Gölgede kalmış kitaplar

"Birkaç kişinin, bir kurulun ya da birkaç yazar veya editörün oturup yılın en’lerini seçmesi, sonra bu seçimleri nesnel bir listeymiş gibi sunması yerine, zaten halihazırda oluşmakta olan bir listenin eksik gediklerini tamir etmek – her bir öneriyi gerekçelendirerek, yani öznel seçimleri nesnel gerekçelerle temellendirerek…"

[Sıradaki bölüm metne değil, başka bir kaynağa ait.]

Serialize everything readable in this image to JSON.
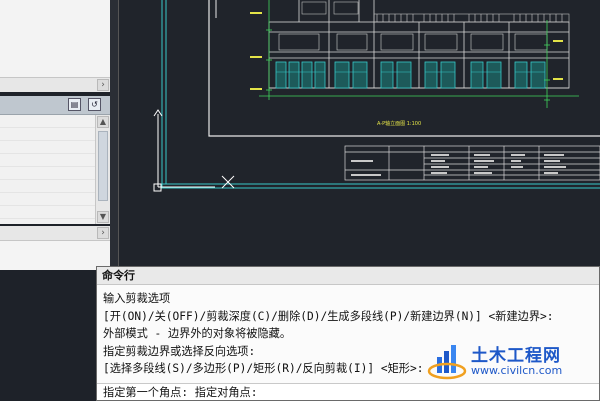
{
  "command_window": {
    "title": "命令行",
    "history": [
      "输入剪裁选项",
      "[开(ON)/关(OFF)/剪裁深度(C)/删除(D)/生成多段线(P)/新建边界(N)] <新建边界>:",
      "外部模式 - 边界外的对象将被隐藏。",
      "指定剪裁边界或选择反向选项:",
      "[选择多段线(S)/多边形(P)/矩形(R)/反向剪裁(I)] <矩形>:"
    ],
    "current_prompt": "指定第一个角点: 指定对角点:"
  },
  "drawing": {
    "elevation_label": "A-P轴立面图 1:100"
  },
  "watermark": {
    "name_cn": "土木工程网",
    "url": "www.civilcn.com"
  },
  "icons": {
    "scroll_right": "chevron-right-icon",
    "scroll_up": "chevron-up-icon",
    "scroll_down": "chevron-down-icon",
    "panel_buttons": [
      "panel-options-icon",
      "panel-refresh-icon"
    ]
  },
  "colors": {
    "canvas_bg": "#20242b",
    "border_white": "#e8e8e8",
    "cyan": "#37c9c9",
    "green": "#3fd45c",
    "yellow": "#e3e348",
    "brand_blue": "#1e58c8"
  }
}
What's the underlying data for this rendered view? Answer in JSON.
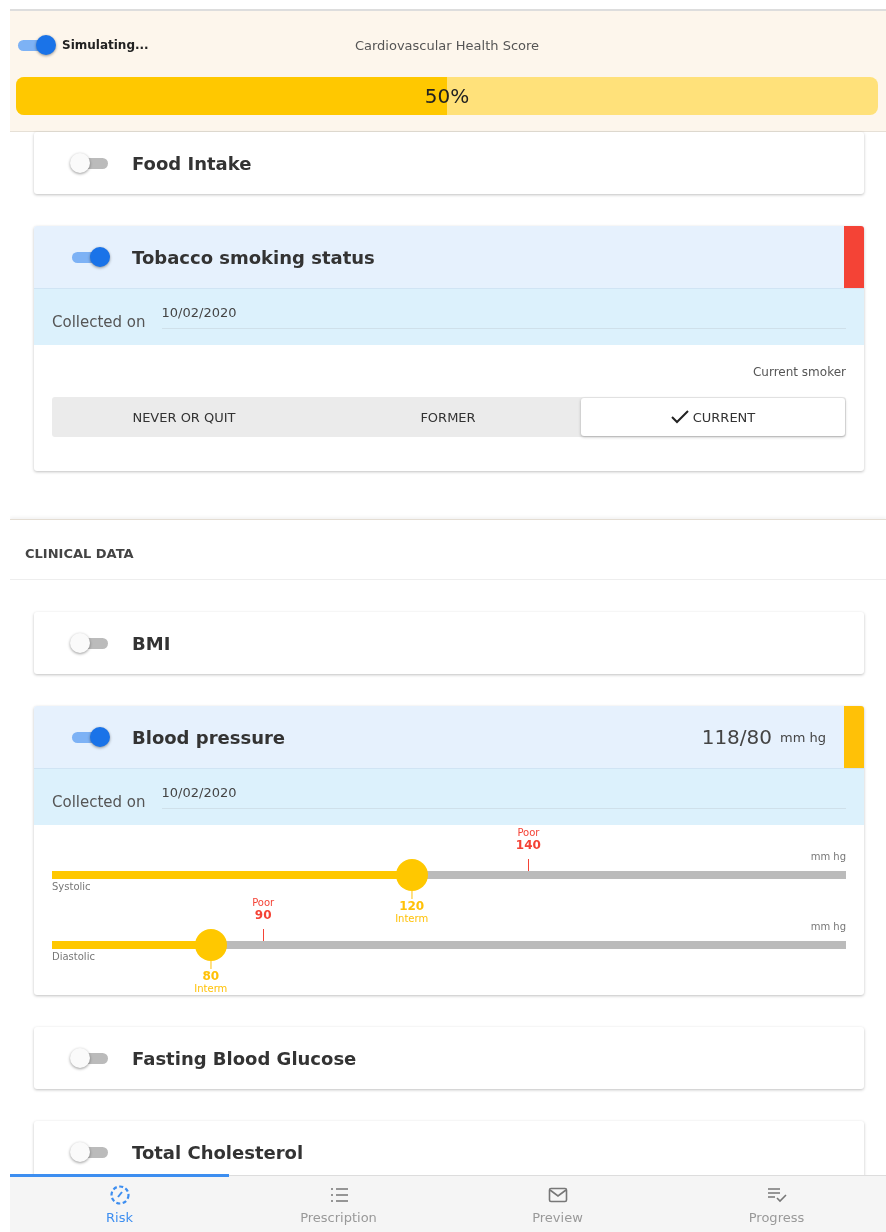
{
  "header": {
    "simulating": {
      "label": "Simulating...",
      "on": true
    },
    "title": "Cardiovascular Health Score",
    "score": {
      "label": "50%",
      "level": 0.5
    }
  },
  "sections": [
    {
      "cards": [
        {
          "kind": "toggle",
          "title": "Food Intake",
          "on": false
        },
        {
          "kind": "choice",
          "title": "Tobacco smoking status",
          "on": true,
          "color": "#f44336",
          "collected_label": "Collected on",
          "collected_date": "10/02/2020",
          "result": "Current smoker",
          "options": [
            {
              "label": "NEVER OR QUIT",
              "selected": false
            },
            {
              "label": "FORMER",
              "selected": false
            },
            {
              "label": "CURRENT",
              "selected": true
            }
          ]
        }
      ]
    },
    {
      "title": "CLINICAL DATA",
      "cards": [
        {
          "kind": "toggle",
          "title": "BMI",
          "on": false
        },
        {
          "kind": "sliders",
          "title": "Blood pressure",
          "on": true,
          "color": "#ffc107",
          "reading": "118/80",
          "unit": "mm hg",
          "collected_label": "Collected on",
          "collected_date": "10/02/2020",
          "sliders": [
            {
              "name": "Systolic",
              "unit": "mm hg",
              "value": "120",
              "status": "Interm",
              "level": 0.453,
              "threshold": {
                "label": "Poor",
                "value": "140",
                "level": 0.6
              }
            },
            {
              "name": "Diastolic",
              "unit": "mm hg",
              "value": "80",
              "status": "Interm",
              "level": 0.2,
              "threshold": {
                "label": "Poor",
                "value": "90",
                "level": 0.266
              }
            }
          ]
        },
        {
          "kind": "toggle",
          "title": "Fasting Blood Glucose",
          "on": false
        },
        {
          "kind": "toggle",
          "title": "Total Cholesterol",
          "on": false
        }
      ]
    }
  ],
  "nav": [
    {
      "label": "Risk",
      "selected": true
    },
    {
      "label": "Prescription",
      "selected": false
    },
    {
      "label": "Preview",
      "selected": false
    },
    {
      "label": "Progress",
      "selected": false
    }
  ]
}
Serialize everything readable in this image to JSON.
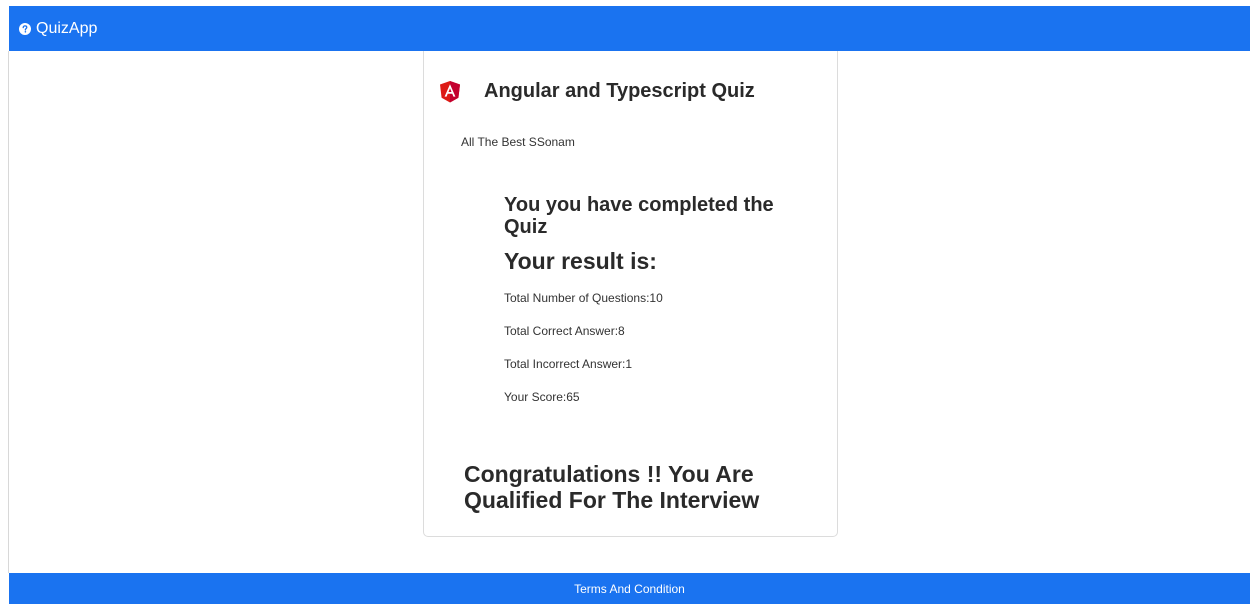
{
  "navbar": {
    "brand_icon": "question-circle-icon",
    "brand_label": "QuizApp",
    "color": "#1a73f0"
  },
  "quiz": {
    "icon": "angular-logo-icon",
    "title": "Angular and Typescript Quiz",
    "greeting": "All The Best SSonam"
  },
  "result": {
    "completed_text": "You you have completed the Quiz",
    "heading": "Your result is:",
    "stats": [
      "Total Number of Questions:10",
      "Total Correct Answer:8",
      "Total Incorrect Answer:1",
      "Your Score:65"
    ],
    "congrats": "Congratulations !! You Are Qualified For The Interview"
  },
  "footer": {
    "link_label": "Terms And Condition"
  }
}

K24’ü takip edenler, “yılın ya da yüzyılın en önemli kitapları” türünden listelere yer vermediğimizi bilirler. Aralık ayının sonlarına doğru hazırlanan ve aslında çoğunlukla –tahmini veya gerçek– satış rakamlarına dayanan “yılın kitapları” listeleri yerine, gelenek haline getirdiğimiz bir soruşturma yapar, “bu yıl sizi en çok etkileyen kitap hangisiydi?” sorusunu çevremizdekilere ve yazarlarımıza yöneltiriz. “O yılın” kitabı olması da gerekmez seçilen eserin – listeden çok okuma deneyimine, sıralamadan çok kitapla kurduğumuz ilişkiye, yenilikten çok kitaplar arasındaki ilişkiye önem verdiğimiz söylenebilir. Gerekçelendirilmiş, düşünülmüş ve kaleme alınmış onlarca cevabın, o yılın havasını kitap isimleri listesinden çok daha iyi yansıttığı kesin bizce.

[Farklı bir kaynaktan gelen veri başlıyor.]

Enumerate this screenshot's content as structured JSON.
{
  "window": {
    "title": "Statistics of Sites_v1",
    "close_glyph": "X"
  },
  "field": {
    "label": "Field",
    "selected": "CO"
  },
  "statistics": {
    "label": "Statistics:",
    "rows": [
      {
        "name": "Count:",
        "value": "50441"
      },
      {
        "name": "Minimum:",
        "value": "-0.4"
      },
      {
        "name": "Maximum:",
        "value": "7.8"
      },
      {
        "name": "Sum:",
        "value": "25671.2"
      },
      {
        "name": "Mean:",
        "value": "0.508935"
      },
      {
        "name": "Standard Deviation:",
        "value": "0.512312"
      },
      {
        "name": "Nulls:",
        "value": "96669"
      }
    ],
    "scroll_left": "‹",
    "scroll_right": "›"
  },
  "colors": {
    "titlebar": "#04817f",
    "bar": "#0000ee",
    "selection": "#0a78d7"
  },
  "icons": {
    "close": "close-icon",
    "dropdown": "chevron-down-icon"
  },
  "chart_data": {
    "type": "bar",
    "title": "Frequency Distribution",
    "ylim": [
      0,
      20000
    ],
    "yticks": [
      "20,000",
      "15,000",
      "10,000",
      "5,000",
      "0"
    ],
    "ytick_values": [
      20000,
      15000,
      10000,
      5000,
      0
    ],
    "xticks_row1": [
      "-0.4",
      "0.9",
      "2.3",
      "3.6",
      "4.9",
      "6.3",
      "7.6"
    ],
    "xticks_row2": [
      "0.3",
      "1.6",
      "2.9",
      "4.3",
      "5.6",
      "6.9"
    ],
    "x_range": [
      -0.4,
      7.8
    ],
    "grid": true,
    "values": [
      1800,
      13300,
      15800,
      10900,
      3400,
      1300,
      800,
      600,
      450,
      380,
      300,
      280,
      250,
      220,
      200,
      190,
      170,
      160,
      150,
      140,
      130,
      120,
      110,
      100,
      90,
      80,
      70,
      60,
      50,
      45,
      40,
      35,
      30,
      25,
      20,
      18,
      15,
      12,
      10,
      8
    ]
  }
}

Listelere karşı olduğumuzdan değil. Nasıl olunabilir ki? Romanlarında malumatfuruş görünmek pahasına her şeyin ama her şeyin listesini ve dökümünü çıkarmaya meraklı olan Umberto Eco’nun da dediği gibi, “sonsuzluğu anlaşılır kılmak ve düzen yaratmak” isteyen kültürün, sanat ve edebiyat tarihinin bir parçasıdır listeler. Ölümünden kısa bir süre önce “yaşayan 100 entelektüel” listesine alınan Eco daha ileri giderek, “liste kültürün kökenidir” de demişti: “Liste kültürü yıkmaz, onu yaratır.” Bu arada onun sadece kitap listelerinden söz etmediğini, liste kelimesini en geniş anlamıyla kullandığını hatırda tutalım.

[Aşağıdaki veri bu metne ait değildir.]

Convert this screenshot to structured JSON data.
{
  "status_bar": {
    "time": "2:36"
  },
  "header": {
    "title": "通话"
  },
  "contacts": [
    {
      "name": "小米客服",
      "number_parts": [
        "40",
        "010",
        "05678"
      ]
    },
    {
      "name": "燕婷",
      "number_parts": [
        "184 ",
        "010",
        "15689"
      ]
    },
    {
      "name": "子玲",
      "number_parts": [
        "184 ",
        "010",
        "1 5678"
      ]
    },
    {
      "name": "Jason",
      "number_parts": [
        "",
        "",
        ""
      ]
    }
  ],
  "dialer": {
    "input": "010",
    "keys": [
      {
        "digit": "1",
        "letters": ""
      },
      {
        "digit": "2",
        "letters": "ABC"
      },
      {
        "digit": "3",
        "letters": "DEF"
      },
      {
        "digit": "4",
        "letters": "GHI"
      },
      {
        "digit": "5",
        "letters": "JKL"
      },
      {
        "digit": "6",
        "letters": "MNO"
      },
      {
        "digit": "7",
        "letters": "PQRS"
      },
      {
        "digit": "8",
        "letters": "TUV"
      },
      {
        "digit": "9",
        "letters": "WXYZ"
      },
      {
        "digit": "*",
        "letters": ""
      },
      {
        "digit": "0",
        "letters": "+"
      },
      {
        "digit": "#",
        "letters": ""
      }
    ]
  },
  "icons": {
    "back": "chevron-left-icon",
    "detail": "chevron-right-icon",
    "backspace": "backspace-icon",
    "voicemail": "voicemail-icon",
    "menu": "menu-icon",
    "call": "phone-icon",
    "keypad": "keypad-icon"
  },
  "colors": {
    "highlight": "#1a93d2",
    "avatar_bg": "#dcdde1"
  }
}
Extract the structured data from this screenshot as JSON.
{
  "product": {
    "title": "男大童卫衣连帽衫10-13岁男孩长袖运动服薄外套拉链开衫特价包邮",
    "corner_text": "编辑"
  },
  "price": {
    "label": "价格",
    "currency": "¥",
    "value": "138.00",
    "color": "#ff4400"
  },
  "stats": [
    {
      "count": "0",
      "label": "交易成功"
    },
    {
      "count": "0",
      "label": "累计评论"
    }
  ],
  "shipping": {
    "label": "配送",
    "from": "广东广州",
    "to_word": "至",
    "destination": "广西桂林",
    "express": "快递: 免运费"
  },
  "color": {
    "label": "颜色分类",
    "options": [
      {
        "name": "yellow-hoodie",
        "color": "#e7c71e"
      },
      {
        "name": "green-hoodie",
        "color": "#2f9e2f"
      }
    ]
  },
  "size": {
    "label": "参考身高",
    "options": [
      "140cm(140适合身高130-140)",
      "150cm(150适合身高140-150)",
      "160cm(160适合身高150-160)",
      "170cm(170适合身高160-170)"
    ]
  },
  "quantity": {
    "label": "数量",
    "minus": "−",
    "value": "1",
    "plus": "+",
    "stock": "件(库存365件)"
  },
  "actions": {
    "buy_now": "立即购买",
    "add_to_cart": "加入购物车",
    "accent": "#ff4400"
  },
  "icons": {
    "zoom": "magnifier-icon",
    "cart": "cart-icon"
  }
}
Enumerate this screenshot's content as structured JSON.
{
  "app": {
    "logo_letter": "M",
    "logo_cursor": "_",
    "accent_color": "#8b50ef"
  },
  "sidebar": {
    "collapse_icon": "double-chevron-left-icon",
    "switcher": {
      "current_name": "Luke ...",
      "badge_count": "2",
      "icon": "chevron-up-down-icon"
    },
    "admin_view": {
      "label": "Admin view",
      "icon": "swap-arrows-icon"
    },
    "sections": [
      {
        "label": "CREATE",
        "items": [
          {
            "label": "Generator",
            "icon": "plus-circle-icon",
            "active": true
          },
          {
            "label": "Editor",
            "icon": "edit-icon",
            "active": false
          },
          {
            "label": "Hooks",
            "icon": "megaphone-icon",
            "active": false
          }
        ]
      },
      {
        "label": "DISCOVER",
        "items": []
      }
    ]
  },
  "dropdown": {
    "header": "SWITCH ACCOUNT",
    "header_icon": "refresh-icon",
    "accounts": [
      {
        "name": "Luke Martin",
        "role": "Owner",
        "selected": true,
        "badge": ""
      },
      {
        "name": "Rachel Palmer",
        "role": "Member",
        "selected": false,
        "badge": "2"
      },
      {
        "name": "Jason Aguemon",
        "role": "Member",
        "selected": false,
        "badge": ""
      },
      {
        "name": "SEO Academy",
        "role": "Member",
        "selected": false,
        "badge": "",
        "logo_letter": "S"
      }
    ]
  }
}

Ama listenin niteliği de önemli. Moda deyimle çakma listelerin oluşturacağı, nasıl bir kültür olacaktır? Söylemeye belki gerek yok, belki var: Listelerin en önemli yanlarından biri –yazıda, şiirde, sinemada… olduğu gibi– içerdikleri kadar (belki de daha fazla) dışarıda bıraktıklarıdır. Belleğimizin hatırladıklarımız kadar unutuşlarımızdan da oluşması gibi. İşte “Gölgede Kalmış Kitaplar” soruşturma dosyasında bizim yapmaya çalıştığımız tam da bu; elimizdeki listenin eksiklerine bakmak, unutulmuş olanları hatırlamak. Mevcut ve olası listeye yeni maddeler önermek.

Çağrı metnimiz şöyleydi:

“Sizden, edebiyatımızda gerektiği kadar ilgi görmemiş, unutulmuş, görmezden gelinmiş, hak ettiği değeri bulmamış, –hatta eski deyişle ‘sükut suikastine uğramış’– ama şimdi mutlaka hatırlanması ve okunması, kanona eklenmesi gereken bir kitap/yazar hakkında yazmanızı rica ediyoruz. Eserin/yazarın bugünkü değeri üzerinde de duran metin en az iki A4 sayfası uzunluğunda olmalı. Bu dosyanın halihazırda baskısı olmayan, baskısı olsa da okuru olmayan, kadri bilinmemiş bazı kitapları yeniden gündeme getirmesini umarız.”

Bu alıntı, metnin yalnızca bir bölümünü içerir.